Nairobi, 25 sep El asalto al centro comercial Westgate de Nairobi, que durante más de tres días ha aterrorizado a los habitantes de la capital keniana, marcará un cambio en la vida de una ciudad que quizás no sopesó lo suficiente la amenaza que suponía la milicia salafista somalí Al Shabab, autora de la acción.

De momento, el asalto del Westgate ha causado 72 muertos (61 civiles, seis soldados y cinco terrorista), cifras todavía provisionales pues todavía no han sido retirados los escombros y se desconoce si ocultas entre ellos puede haber más víctimas.

Cuando ayer, martes, se superaban las 72 horas del ataque de Al Shabab, pocos taxistas se atrevían a hacer carreras hasta el barrio del centro Westgate, donde seguían las explosiones y disparos entre los asaltantes y las fuerzas de seguridad, antes de anunciarse el fin oficial del asalto.

Hoy, los vigilantes de seguridad del Sarit Center, otro de los recintos comerciales más exclusivos de la capital de Kenia, ubicado a pocos metros del Westgate, registran por primera vez las pertenencias de todos sus clientes antes de permitirles la entrada.

El despliegue de seguridad siempre ha sido llamativo en los lugares públicos de Nairobi, donde los empleados de Naciones Unidas y de las organizaciones internacionales tienen prohibido por contrato caminar por la calle al caer la noche.

Urbanizaciones, supermercados, centros comerciales y restaurantes son custodiados todo el día por guardias armados, a menudo están cercados por vallas electrificadas y cuentan con aparcamientos interiores para poder acceder en coche sin necesidad de entrar caminando desde la calle.

Entre los “expatriados” es común pensar que estas medidas de seguridad son más aparentes que reales, una forma de disuadir a los delincuentes y atracadores, el principal problema de la inseguridad ciudadana.

Hasta ahora, para permanecer seguro, bastaba con evitar adentrarse en barrios de chabolas como Kibera y no caminar por ningún lugar de la ciudad cuando cayera el sol.

“¿Por qué ha pasado esto? ¿Está preparada Kenia para combatir a Al Shabab?”, son preguntas que se repiten hoy en los informativos kenianos y en las tertulias de cafetería.

Al Shabab, que exige a Kenia que deje de combatirles en Somalia, donde trata de instaurar un Estado islámico de corte wahabí, se había cebado hasta ahora en Eastleigh, el barrio somalí de Nairobi, donde se registrado numerosos ataques con granadas en el último año.

El pasado julio, la Policía interceptó en un autobús en Nairobi un cargamento de explosivos, al parecer con destino a Mombasa, el principal puerto de Kenia, donde se esperaba el próximo ataque de Al Shabab.

Finalmente, el ataque se ha dirigido a un símbolo de la nueva economía africana: un “oasis comercial” para expatriados y kenianos de clase alta, los únicos que pueden pagar por una taza de café el dinero con el que una humilde familia keniana comería varios días.

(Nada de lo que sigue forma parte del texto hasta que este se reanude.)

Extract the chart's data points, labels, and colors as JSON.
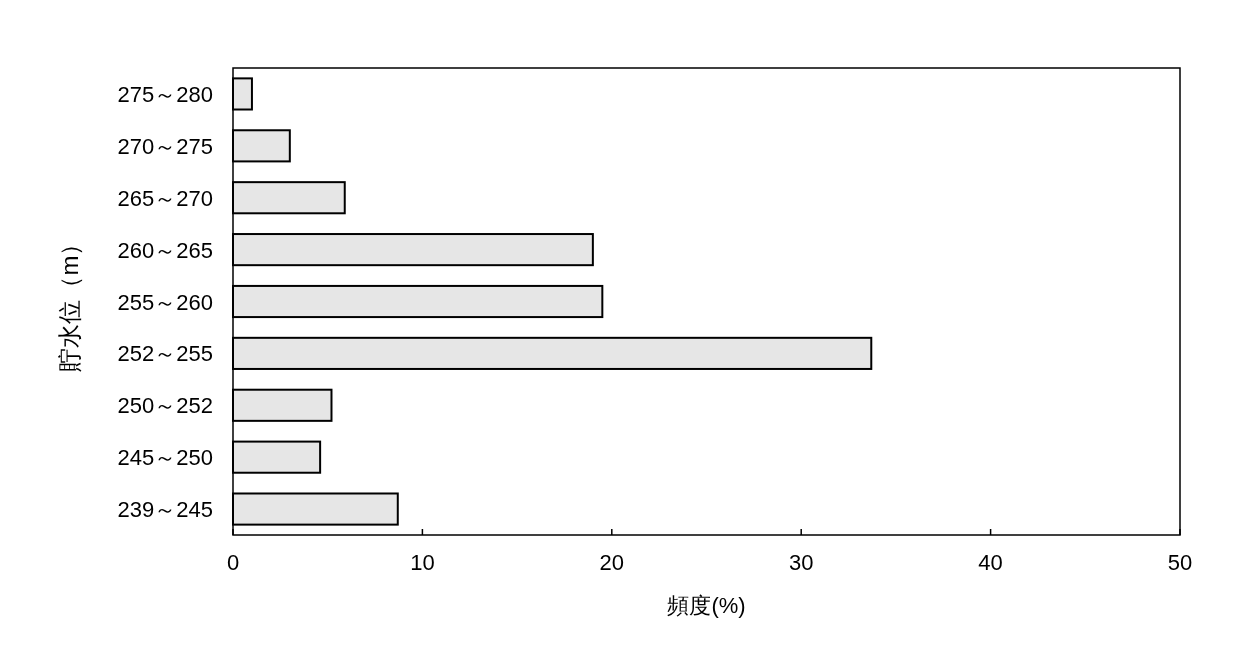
{
  "chart_data": {
    "type": "bar",
    "orientation": "horizontal",
    "xlabel": "頻度(%)",
    "ylabel": "貯水位（m）",
    "categories": [
      "275～280",
      "270～275",
      "265～270",
      "260～265",
      "255～260",
      "252～255",
      "250～252",
      "245～250",
      "239～245"
    ],
    "values": [
      1.0,
      3.0,
      5.9,
      19.0,
      19.5,
      33.7,
      5.2,
      4.6,
      8.7
    ],
    "color": "#e6e6e6",
    "xlim": [
      0,
      50
    ],
    "xticks": [
      0,
      10,
      20,
      30,
      40,
      50
    ],
    "grid": false
  }
}
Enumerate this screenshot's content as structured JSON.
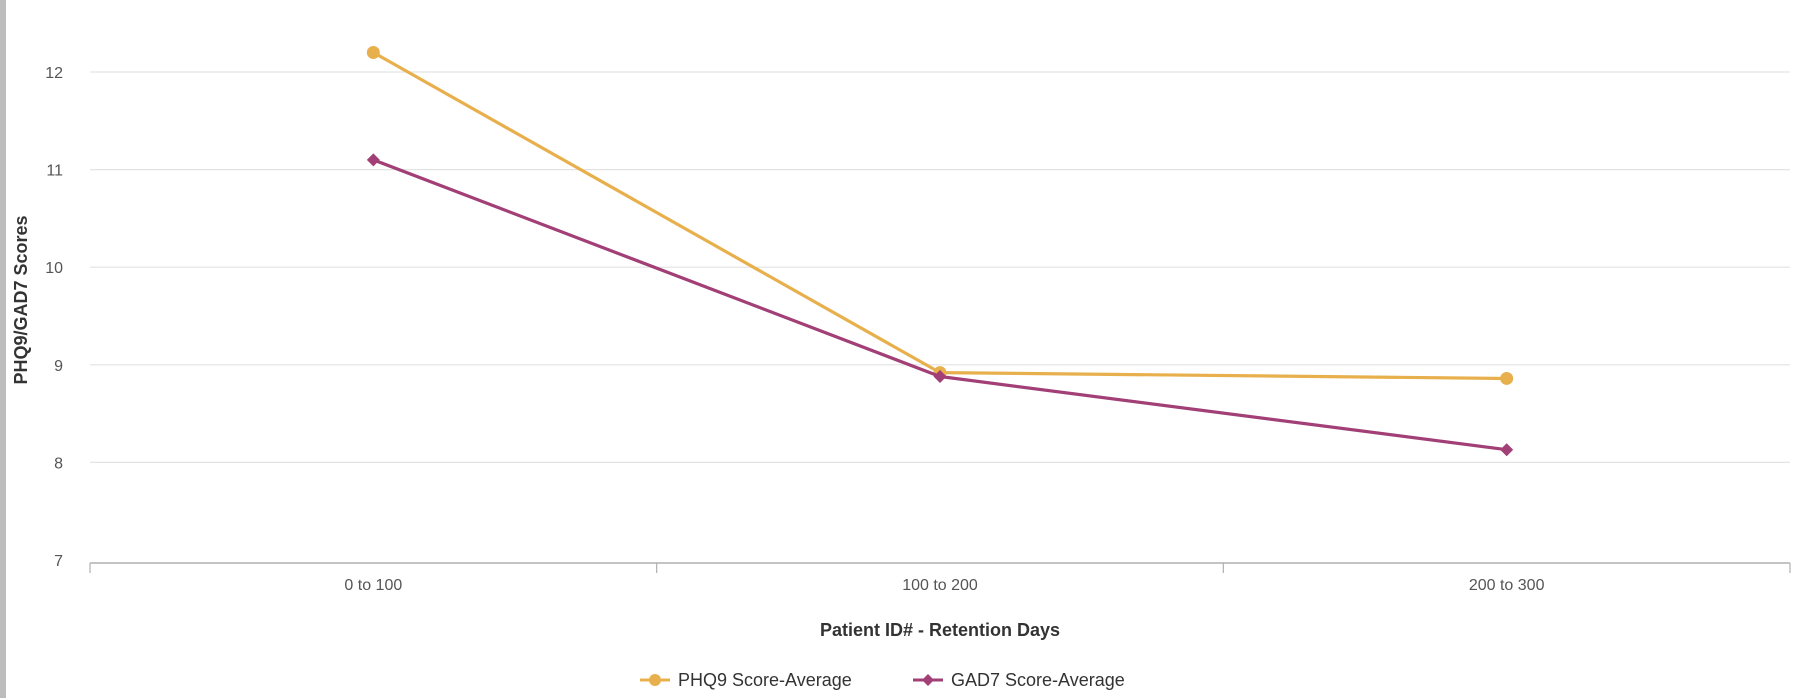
{
  "chart_data": {
    "type": "line",
    "title": "",
    "xlabel": "Patient ID# - Retention Days",
    "ylabel": "PHQ9/GAD7 Scores",
    "categories": [
      "0 to 100",
      "100 to 200",
      "200 to 300"
    ],
    "ylim": [
      7,
      12
    ],
    "yticks": [
      "7",
      "8",
      "9",
      "10",
      "11",
      "12"
    ],
    "grid": true,
    "legend_position": "bottom-center",
    "series": [
      {
        "name": "PHQ9 Score-Average",
        "values": [
          12.2,
          8.92,
          8.86
        ],
        "color": "#e8b04d",
        "marker": "circle"
      },
      {
        "name": "GAD7 Score-Average",
        "values": [
          11.1,
          8.88,
          8.13
        ],
        "color": "#a13f76",
        "marker": "diamond"
      }
    ]
  }
}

Tras la matanza y el duelo, la consecuencia inmediata del asalto ha sido el miedo y el blindaje en una ciudad que, en algunos barrios, ya era una jaula de oro para extranjeros y clases pudientes.

Los coches hacían cola esta mañana a la entrada de edificios de oficinas, a la espera de que los “askari” -término suajili para los vigilantes- les revisaran los bajos, mientras que los empleados eran inspeccionados hasta los bolsillos.

La tragedia ha alimentado la solidaridad entre los kenianos, tradicionalmente divididos por rencillas tribales que explican acontecimientos violentos como los ocurridos tras las elecciones de 2007, por la que tanto el presidente de Kenia, Uhuru Keniatta, como su vicepresidente, William Ruto, deberán responder ante la Corte Penal Internacional.

“We are one” (“Somos uno”) es el lema más leído desde el inicio del asalto en las redes sociales, donde sirve para enlazar condolencias, muestras de apoyo y de orgullo nacional.

Centenares de voluntarios kenianos e indios formaron un equipo que durante cuatro jornadas ha prestado ayuda logística, sanitaria y psicológica al contingente militar y de periodistas apostados en las cercanías del Westgate.

Estos días han sido testigo del “mal indecible que existe en nuestro mundo”, dijo hoy el embajador de Estados Unidos en Kenia, Robert Godec.

También recuerdan al atentado de 1998 contra la Embajada de EEUU en Nairobi, que causó más de 200 muertos y se atribuyó Al Qaeda, la red terrorista con la que Al Shabab mantiene estrechos vínculos.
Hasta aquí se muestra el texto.